Enjoy Panko crusted avocado with jalapeño dip made from roasted jalapeños, cilantro, and Kewpie mayonnaise. A delicious side dish available now at Fat Bao -- The FIRST to infiltrate Houston with an array of Asian flavors in a steamed bun/bao.
To make the sauce, lightly coat the jalapeno with cooking oil and roast on the gas grill or a 450°F oven until charred. Remove the seed if you like a milder sauce. Combine the roasted jalapenos, cilantro and ½ of the mayonnaise in a blender and puree to a chunky to smooth texture. Stir in the remaining mayonnaise and place the sauce in a serving bowl and set aside.
To make the tempura sauce, combine the flour, egg yolk and very cold water in a cold bowl and beat with a wire whip or mixer until smooth.

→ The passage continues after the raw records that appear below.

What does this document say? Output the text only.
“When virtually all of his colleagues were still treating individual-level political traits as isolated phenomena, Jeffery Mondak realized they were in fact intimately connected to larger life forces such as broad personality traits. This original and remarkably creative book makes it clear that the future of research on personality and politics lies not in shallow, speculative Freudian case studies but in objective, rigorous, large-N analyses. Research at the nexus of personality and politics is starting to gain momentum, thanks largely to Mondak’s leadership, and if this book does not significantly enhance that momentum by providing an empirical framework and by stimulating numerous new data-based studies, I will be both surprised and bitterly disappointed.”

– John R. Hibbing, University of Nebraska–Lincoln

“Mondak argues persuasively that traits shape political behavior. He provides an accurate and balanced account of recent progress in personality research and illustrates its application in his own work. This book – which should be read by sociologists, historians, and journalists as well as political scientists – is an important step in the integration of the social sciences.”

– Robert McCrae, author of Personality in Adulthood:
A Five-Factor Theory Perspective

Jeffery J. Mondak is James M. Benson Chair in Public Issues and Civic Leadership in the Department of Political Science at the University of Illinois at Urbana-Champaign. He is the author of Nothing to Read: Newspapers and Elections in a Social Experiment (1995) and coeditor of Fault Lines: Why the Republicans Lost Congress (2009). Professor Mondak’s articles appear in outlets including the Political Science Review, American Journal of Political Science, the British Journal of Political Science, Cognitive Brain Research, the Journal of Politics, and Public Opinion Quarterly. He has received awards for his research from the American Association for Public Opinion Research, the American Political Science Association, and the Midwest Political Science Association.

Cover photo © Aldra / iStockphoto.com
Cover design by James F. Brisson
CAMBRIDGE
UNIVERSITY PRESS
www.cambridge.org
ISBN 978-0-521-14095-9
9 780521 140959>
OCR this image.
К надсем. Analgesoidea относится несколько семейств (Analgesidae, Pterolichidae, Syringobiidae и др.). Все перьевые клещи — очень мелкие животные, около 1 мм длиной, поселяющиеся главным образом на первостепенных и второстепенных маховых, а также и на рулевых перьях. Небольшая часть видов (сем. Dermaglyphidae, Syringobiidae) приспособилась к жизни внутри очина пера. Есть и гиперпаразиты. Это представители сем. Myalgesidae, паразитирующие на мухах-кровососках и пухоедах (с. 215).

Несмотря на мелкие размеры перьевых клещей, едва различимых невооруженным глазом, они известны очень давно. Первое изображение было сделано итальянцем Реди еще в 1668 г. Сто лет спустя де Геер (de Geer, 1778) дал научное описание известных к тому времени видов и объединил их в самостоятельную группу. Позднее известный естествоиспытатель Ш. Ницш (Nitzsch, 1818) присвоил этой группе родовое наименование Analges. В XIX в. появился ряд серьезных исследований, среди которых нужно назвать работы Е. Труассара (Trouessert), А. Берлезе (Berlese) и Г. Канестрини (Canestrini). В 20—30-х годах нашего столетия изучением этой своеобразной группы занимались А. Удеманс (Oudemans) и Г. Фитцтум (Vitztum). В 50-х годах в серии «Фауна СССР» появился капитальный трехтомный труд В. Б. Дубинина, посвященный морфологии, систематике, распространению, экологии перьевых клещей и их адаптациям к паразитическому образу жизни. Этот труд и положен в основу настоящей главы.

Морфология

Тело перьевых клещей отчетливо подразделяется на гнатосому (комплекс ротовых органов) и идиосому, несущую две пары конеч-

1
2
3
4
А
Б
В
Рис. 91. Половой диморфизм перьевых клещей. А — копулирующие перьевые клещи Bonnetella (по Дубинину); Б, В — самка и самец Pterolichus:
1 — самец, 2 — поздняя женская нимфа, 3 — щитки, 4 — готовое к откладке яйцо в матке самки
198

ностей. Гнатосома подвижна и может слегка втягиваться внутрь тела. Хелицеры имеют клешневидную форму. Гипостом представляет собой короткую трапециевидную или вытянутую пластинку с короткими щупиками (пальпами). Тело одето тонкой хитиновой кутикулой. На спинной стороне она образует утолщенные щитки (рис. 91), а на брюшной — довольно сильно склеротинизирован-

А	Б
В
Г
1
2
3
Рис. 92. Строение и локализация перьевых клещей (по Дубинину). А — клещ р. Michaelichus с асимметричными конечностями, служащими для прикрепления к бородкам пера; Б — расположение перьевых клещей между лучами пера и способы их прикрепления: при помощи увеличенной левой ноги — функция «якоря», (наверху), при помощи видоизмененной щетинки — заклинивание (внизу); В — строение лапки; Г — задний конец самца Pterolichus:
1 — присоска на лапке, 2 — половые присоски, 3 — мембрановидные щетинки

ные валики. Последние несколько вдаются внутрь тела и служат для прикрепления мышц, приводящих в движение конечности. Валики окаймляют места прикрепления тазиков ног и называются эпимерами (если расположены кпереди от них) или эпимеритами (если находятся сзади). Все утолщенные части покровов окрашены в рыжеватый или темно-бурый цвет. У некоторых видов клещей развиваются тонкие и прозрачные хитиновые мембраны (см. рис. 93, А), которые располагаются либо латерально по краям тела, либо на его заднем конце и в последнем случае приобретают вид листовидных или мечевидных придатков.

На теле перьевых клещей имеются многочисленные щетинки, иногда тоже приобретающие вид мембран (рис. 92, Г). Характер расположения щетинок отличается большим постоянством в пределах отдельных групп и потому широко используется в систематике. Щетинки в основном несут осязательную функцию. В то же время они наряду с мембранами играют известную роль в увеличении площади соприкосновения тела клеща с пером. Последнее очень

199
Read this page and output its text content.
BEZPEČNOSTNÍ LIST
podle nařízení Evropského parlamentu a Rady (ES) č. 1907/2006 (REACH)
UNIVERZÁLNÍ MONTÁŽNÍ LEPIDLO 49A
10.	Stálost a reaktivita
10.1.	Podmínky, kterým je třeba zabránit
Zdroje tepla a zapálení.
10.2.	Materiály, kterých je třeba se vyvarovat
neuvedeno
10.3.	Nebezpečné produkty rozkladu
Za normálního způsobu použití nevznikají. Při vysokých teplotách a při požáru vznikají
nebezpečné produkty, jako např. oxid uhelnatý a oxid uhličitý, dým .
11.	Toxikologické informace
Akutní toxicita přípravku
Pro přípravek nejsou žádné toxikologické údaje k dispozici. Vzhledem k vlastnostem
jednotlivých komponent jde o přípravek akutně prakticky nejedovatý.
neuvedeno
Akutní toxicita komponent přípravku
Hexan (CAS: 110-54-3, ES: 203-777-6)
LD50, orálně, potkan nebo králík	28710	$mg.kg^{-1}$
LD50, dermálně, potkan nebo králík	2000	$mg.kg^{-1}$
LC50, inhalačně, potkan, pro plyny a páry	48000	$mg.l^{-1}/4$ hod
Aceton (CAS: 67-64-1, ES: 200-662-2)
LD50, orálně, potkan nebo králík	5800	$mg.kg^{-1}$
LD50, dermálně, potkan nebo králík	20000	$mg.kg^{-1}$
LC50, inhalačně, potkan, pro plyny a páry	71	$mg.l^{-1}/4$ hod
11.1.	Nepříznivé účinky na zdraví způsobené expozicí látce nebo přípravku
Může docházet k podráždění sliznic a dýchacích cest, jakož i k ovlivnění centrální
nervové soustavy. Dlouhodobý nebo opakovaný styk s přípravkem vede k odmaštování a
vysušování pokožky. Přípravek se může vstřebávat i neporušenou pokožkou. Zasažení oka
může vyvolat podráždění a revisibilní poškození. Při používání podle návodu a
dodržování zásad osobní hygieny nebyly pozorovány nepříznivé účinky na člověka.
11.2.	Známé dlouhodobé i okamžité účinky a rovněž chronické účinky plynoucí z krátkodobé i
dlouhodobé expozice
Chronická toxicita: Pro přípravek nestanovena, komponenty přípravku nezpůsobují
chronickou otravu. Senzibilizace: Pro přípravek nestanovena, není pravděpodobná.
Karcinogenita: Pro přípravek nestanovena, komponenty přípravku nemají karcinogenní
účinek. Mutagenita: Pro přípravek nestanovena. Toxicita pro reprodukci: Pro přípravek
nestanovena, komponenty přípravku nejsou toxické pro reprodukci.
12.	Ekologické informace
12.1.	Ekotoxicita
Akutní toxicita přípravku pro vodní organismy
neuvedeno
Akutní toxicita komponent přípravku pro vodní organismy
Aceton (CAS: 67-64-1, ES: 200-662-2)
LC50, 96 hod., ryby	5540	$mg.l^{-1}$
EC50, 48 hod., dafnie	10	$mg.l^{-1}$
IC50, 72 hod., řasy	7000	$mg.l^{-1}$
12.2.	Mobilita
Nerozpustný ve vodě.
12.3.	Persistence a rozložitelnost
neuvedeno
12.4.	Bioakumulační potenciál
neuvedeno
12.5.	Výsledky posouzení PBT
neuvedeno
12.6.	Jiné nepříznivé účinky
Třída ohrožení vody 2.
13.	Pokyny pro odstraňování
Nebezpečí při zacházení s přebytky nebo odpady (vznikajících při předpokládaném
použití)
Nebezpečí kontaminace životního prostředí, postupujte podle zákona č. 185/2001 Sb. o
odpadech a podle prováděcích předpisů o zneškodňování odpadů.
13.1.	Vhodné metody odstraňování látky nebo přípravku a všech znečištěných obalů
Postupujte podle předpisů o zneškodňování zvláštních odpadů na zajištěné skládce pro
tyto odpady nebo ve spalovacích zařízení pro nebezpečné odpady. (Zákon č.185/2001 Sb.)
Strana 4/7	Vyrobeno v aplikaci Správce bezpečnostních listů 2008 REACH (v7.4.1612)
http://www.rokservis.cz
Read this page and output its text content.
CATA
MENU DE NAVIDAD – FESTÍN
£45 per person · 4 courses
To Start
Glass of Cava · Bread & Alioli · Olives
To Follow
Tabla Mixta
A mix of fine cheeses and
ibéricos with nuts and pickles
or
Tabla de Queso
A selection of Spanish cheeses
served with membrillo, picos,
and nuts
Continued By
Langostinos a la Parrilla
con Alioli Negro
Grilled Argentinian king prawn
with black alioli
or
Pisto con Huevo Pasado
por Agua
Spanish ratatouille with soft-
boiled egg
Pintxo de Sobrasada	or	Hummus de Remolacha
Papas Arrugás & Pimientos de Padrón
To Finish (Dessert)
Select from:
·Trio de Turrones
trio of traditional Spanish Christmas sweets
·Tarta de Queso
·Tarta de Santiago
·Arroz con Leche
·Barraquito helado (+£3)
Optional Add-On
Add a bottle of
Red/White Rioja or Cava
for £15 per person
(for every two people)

Place the batter in the refrigerator while you prepare the avocado slices. This batter needs to be very cold to produce a crisp tempura crust.
Line a baking sheet pan with parchment paper and set aside. Combine the Panko crumbs and salt in a pie dish and set aside.
Cut avocados into halves and remove the seeds. Cut each half into 6 slices. Dip each avocado slice in the chilled tempura batter, coat with Panko crumbs, shake and place on the prepared sheet pan.
Heat the oil in a deep fryer or heavy bottom skillet to 325°F. Fry 4 to 6 coated avocado slices at a time for 1 minute or until golden brown. Salt to taste.